Vayikra 5:21-22
When a person sins and commits a trespass against the LORD by dealing deceitfully with fellow in the matter of a deposit or a pledge, or through robbery, or by defrauding his fellow, or by finding something lost and lying about it …
Ibn Ezra
[commits a trespass against the LORD] a breach of faith in God by doing something wrong to his fellow man
Rabbi Adin Steinsaltz
it is accurate to say that Leviticus deals with the various aspects of holiness. … Holiness is the context for all the subjects discussed throughout Leviticus.
… laws whose rationale appears, at first glance, to be related to law and order or to morality appear in Leviticus as deriving from the sphere of holiness. An example of this can be seen in the section on dishonesty [Leviticus 5:20-21] … Beyond what he did to his fellow man, he committed “a trespass against God.” This is a new factor, not a social factor but a kind of desecration. The sinner has desecrated something that was set aside as holy.
It is important to stress that if the general common denominator in Leviticus is the theme of holiness, then the definition of holiness here is not exactly the definition we would expect. Holiness is not only what one does or does not do in the Temple, but something that applies even in places that have nothing at all to do with the ritual holiness of the Sanctuary or the Temple. It is a spiritual quality in its own right, beyond the kind of holiness described by the Maharal, for example, who speaks of holiness as the aspect of standing apart from everything or as a type of detachment (Tiferet Yisrael 11). Here, holiness diverges from the ritual sphere and takes on a different meaning: something special or unique.

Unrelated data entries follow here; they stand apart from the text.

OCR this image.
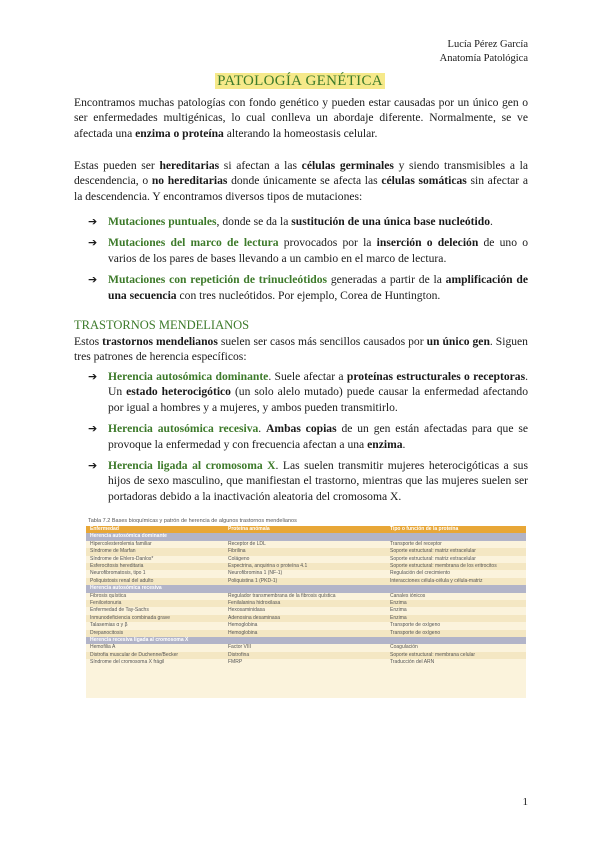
Lucía Pérez García
Anatomía Patológica
PATOLOGÍA GENÉTICA

Encontramos muchas patologías con fondo genético y pueden estar causadas por un único gen o ser enfermedades multigénicas, lo cual conlleva un abordaje diferente. Normalmente, se ve afectada una enzima o proteína alterando la homeostasis celular.

Estas pueden ser hereditarias si afectan a las células germinales y siendo transmisibles a la descendencia, o no hereditarias donde únicamente se afecta las células somáticas sin afectar a la descendencia. Y encontramos diversos tipos de mutaciones:

➔ Mutaciones puntuales, donde se da la sustitución de una única base nucleótido.
➔ Mutaciones del marco de lectura provocados por la inserción o deleción de uno o varios de los pares de bases llevando a un cambio en el marco de lectura.
➔ Mutaciones con repetición de trinucleótidos generadas a partir de la amplificación de una secuencia con tres nucleótidos. Por ejemplo, Corea de Huntington.
TRASTORNOS MENDELIANOS

Estos trastornos mendelianos suelen ser casos más sencillos causados por un único gen. Siguen tres patrones de herencia específicos:

➔ Herencia autosómica dominante. Suele afectar a proteínas estructurales o receptoras. Un estado heterocigótico (un solo alelo mutado) puede causar la enfermedad afectando por igual a hombres y a mujeres, y ambos pueden transmitirlo.
➔ Herencia autosómica recesiva. Ambas copias de un gen están afectadas para que se provoque la enfermedad y con frecuencia afectan a una enzima.
➔ Herencia ligada al cromosoma X. Las suelen transmitir mujeres heterocigóticas a sus hijos de sexo masculino, que manifiestan el trastorno, mientras que las mujeres suelen ser portadoras debido a la inactivación aleatoria del cromosoma X.
Tabla 7.2 Bases bioquímicas y patrón de herencia de algunos trastornos mendelianos
Enfermedad	Proteína anómala	Tipo o función de la proteína
Herencia autosómica dominante
Hipercolesterolemia familiar	Receptor de LDL	Transporte del receptor
Síndrome de Marfan	Fibrilina	Soporte estructural: matriz extracelular
Síndrome de Ehlers-Danlos*	Colágeno	Soporte estructural: matriz extracelular
Esferocitosis hereditaria	Espectrina, anquirina o proteína 4.1	Soporte estructural: membrana de los eritrocitos
Neurofibromatosis, tipo 1	Neurofibromina 1 (NF-1)	Regulación del crecimiento
Poliquistosis renal del adulto	Poliquistina 1 (PKD-1)	Interacciones célula-célula y célula-matriz
Herencia autosómica recesiva
Fibrosis quística	Regulador transmembrana de la fibrosis quística	Canales iónicos
Fenilcetonuria	Fenilalanina hidroxilasa	Enzima
Enfermedad de Tay-Sachs	Hexosaminidasa	Enzima
Inmunodeficiencia combinada grave	Adenosina desaminasa	Enzima
Talasemias α y β	Hemoglobina	Transporte de oxígeno
Drepanocitosis	Hemoglobina	Transporte de oxígeno
Herencia recesiva ligada al cromosoma X
Hemofilia A	Factor VIII	Coagulación
Distrofia muscular de Duchenne/Becker	Distrofina	Soporte estructural: membrana celular
Síndrome del cromosoma X frágil	FMRP	Traducción del ARN
1
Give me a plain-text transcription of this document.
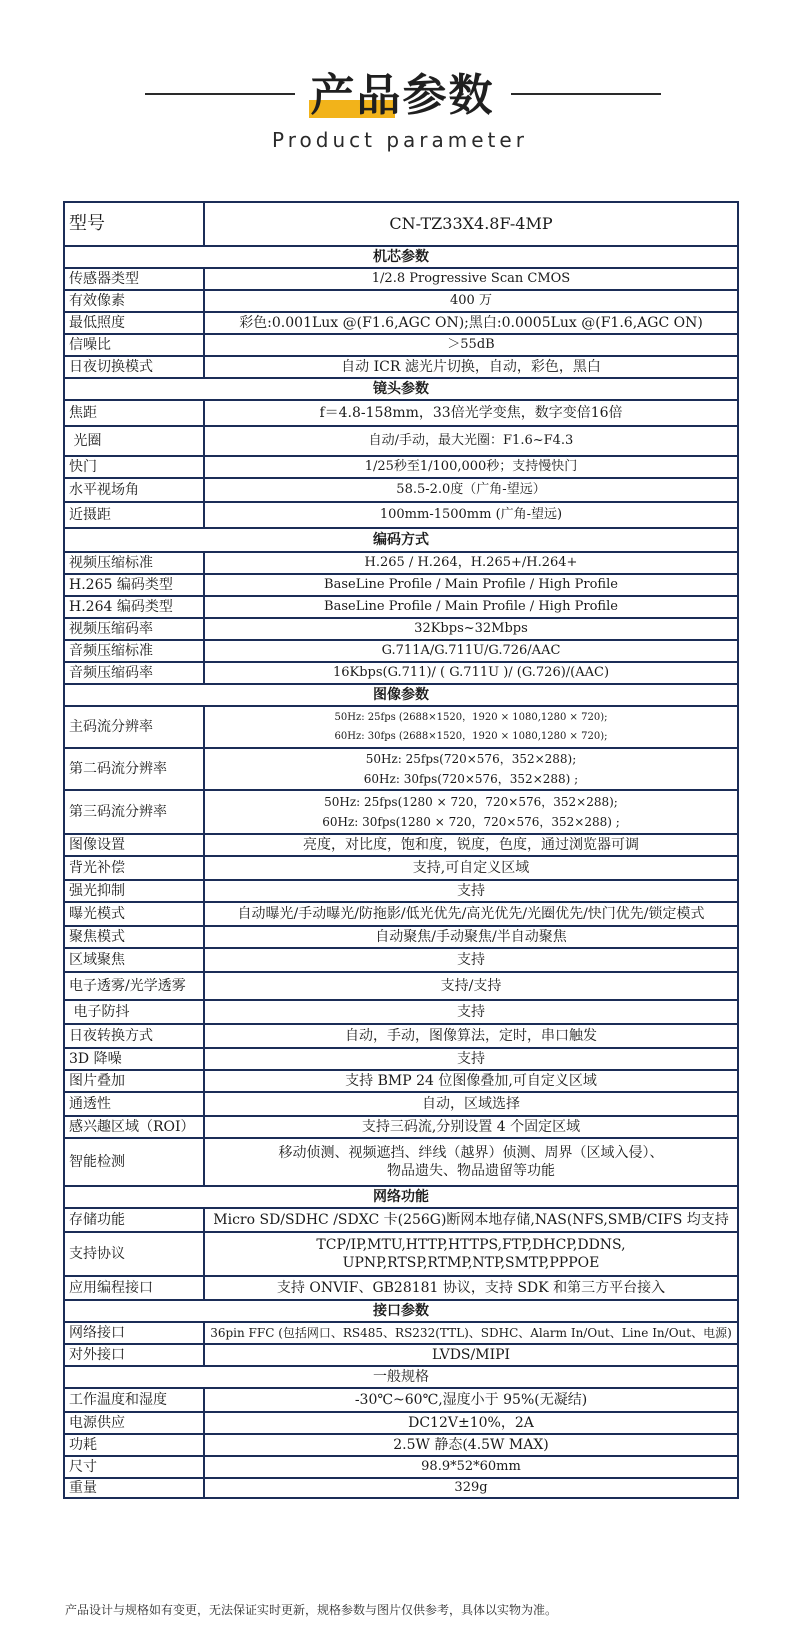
产品参数
Product parameter
型号	CN-TZ33X4.8F-4MP
机芯参数	
传感器类型	1/2.8 Progressive Scan CMOS
有效像素	400 万
最低照度	彩色:0.001Lux @(F1.6,AGC ON);黑白:0.0005Lux @(F1.6,AGC ON)
信噪比	＞55dB
日夜切换模式	自动 ICR 滤光片切换，自动，彩色，黑白
镜头参数	
焦距	f＝4.8-158mm，33倍光学变焦，数字变倍16倍
光圈	自动/手动，最大光圈：F1.6~F4.3
快门	1/25秒至1/100,000秒；支持慢快门
水平视场角	58.5-2.0度（广角-望远）
近摄距	100mm-1500mm (广角-望远)
编码方式	
视频压缩标准	H.265 / H.264，H.265+/H.264+
H.265 编码类型	BaseLine Profile / Main Profile / High Profile
H.264 编码类型	BaseLine Profile / Main Profile / High Profile
视频压缩码率	32Kbps~32Mbps
音频压缩标准	G.711A/G.711U/G.726/AAC
音频压缩码率	16Kbps(G.711)/ ( G.711U )/ (G.726)/(AAC)
图像参数	
主码流分辨率	50Hz: 25fps (2688×1520，1920 × 1080,1280 × 720);
60Hz: 30fps (2688×1520，1920 × 1080,1280 × 720);

第二码流分辨率	50Hz: 25fps(720×576，352×288);
60Hz: 30fps(720×576，352×288) ;

第三码流分辨率	50Hz: 25fps(1280 × 720，720×576，352×288);
60Hz: 30fps(1280 × 720，720×576，352×288) ;

图像设置	亮度，对比度，饱和度，锐度，色度，通过浏览器可调
背光补偿	支持,可自定义区域
强光抑制	支持
曝光模式	自动曝光/手动曝光/防拖影/低光优先/高光优先/光圈优先/快门优先/锁定模式
聚焦模式	自动聚焦/手动聚焦/半自动聚焦
区域聚焦	支持
电子透雾/光学透雾	支持/支持
电子防抖	支持
日夜转换方式	自动，手动，图像算法，定时，串口触发
3D 降噪	支持
图片叠加	支持 BMP 24 位图像叠加,可自定义区域
通透性	自动，区域选择
感兴趣区域（ROI）	支持三码流,分别设置 4 个固定区域
智能检测	移动侦测、视频遮挡、绊线（越界）侦测、周界（区域入侵）、
物品遗失、物品遗留等功能

网络功能	
存储功能	Micro SD/SDHC /SDXC 卡(256G)断网本地存储,NAS(NFS,SMB/CIFS 均支持
支持协议	TCP/IP,MTU,HTTP,HTTPS,FTP,DHCP,DDNS,
UPNP,RTSP,RTMP,NTP,SMTP,PPPOE

应用编程接口	支持 ONVIF、GB28181 协议，支持 SDK 和第三方平台接入
接口参数	
网络接口	36pin FFC (包括网口、RS485、RS232(TTL)、SDHC、Alarm In/Out、Line In/Out、电源)
对外接口	LVDS/MIPI
一般规格	
工作温度和湿度	-30℃~60℃,湿度小于 95%(无凝结)
电源供应	DC12V±10%，2A
功耗	2.5W 静态(4.5W MAX)
尺寸	98.9*52*60mm
重量	329g
产品设计与规格如有变更，无法保证实时更新，规格参数与图片仅供参考，具体以实物为准。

From the book of Leviticus it follows that if an ordinary person steals, he, too impinges, somehow on holiness. To defraud someone is “to commit a trespass against God.” This may seem strange; what does stealing from one’s neighbor have to do with God? However, the Torah insists that such a person has committed sacrilege, and therefore must make amends before God.
What all this adds up to is that holiness is a type of general refinement, perfection, and exaltation …
You are holy, you are uplifted; therefore, you must not degrade yourselves and sink so low. The requirement of holiness in Leviticus is thus a type of musar. … “This kind of behavior is beneath you.”
…
the requirement of “You shall be holy, for I am holy” derives from the comparison of one’s heavenly image with one’s earthly image, as though to say: This is your source, this is your root, you originate from this ideal image; in light of this — how can you possibly sin?
That is why we say each morning: “My God, the soul that You gave me is pure.” We start from above and continue below.
Rambam, Guide for the Perplexed, Part 1 54:4
for the chief aim of man should be to make himself, as far as possible, similar to God: that is to say, to make his acts similar to the acts of God, or as our Sages expressed it in explaining the verse, “Ye shall…be holy”: “He is gracious, so be you also gracious: He is merciful, so be you also merciful.”